What is Acquisition Rate?
Share Rate. Click Through Rate. Conversion Rate. It can be difficult to understand the effectiveness of your referral program and where to spend your time to bring in the most customers.
After analyzing hundreds of programs, Extole has created a formula for Acquisition Rate, a rate that can provide a single measurement to quickly understand the efficiency of your program. Acquisition Rate measures the rate at which new customers are created from advocates, and is a rate that measures the odds that a share will result in a transaction. It is a great measure of the overall effectiveness of the friend funnel, and a gauge to see, at a glance, the effectiveness of the program for advocates who have started sharing.
Acquisition Rate = (transactors/advocates) * 100
We use the term "transactor" for every unique person who transacts/converts in the specified period. In your program, the desired outcome may be a download, a booking, or a registration. Whichever event we reward will be the numerator β you know, the top number in the fraction!
You can read this formula as, "In a given time period, for every 100 people who advocate, I expect X unique referred friends to transact", where X is your Acquisition Rate. Again, a "transaction" is dependent on your program flow. Common transactions include conversions and registrations. If you have a Acquisition Rate of 16, for example, that means that for every 100 advocates who share, you can expect 16 unique referred friends to transact. We only count each person once, so if you have two transaction events (like registration and purchase), this will not affect your Acquisition Rate.
What does a high Acquisition Rate mean?
A high Acquisition Rate means:
you have a product that people love
your incentive motivates conversions
your friend experience is solid
Most importantly, if you have a strong Acquisition Rate then most of your time can be spent promoting the program so that more of your customer base and your enthusiasts are aware of the program and will start sharing.

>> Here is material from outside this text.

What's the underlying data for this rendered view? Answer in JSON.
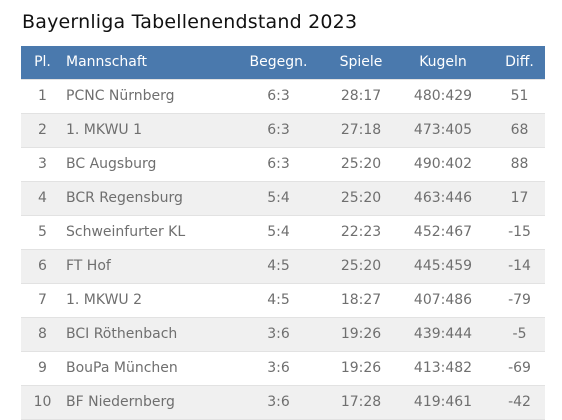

Imagine building a machine to turn wheat into bread. If the machine takes an enormous amount of wheat to make a little bit of bread, then you should focus on improving its design so you get more bread from the same amount of wheat. However, once the machine is efficient, then you can produce the most bread by adding more wheat.
The same philosophy works for your referral experience (the machine) and your customers (the wheat). The referral experience should be tuned so that it produces strong value out of each share. Once the experience is efficient, then the key goal is to generate more shares.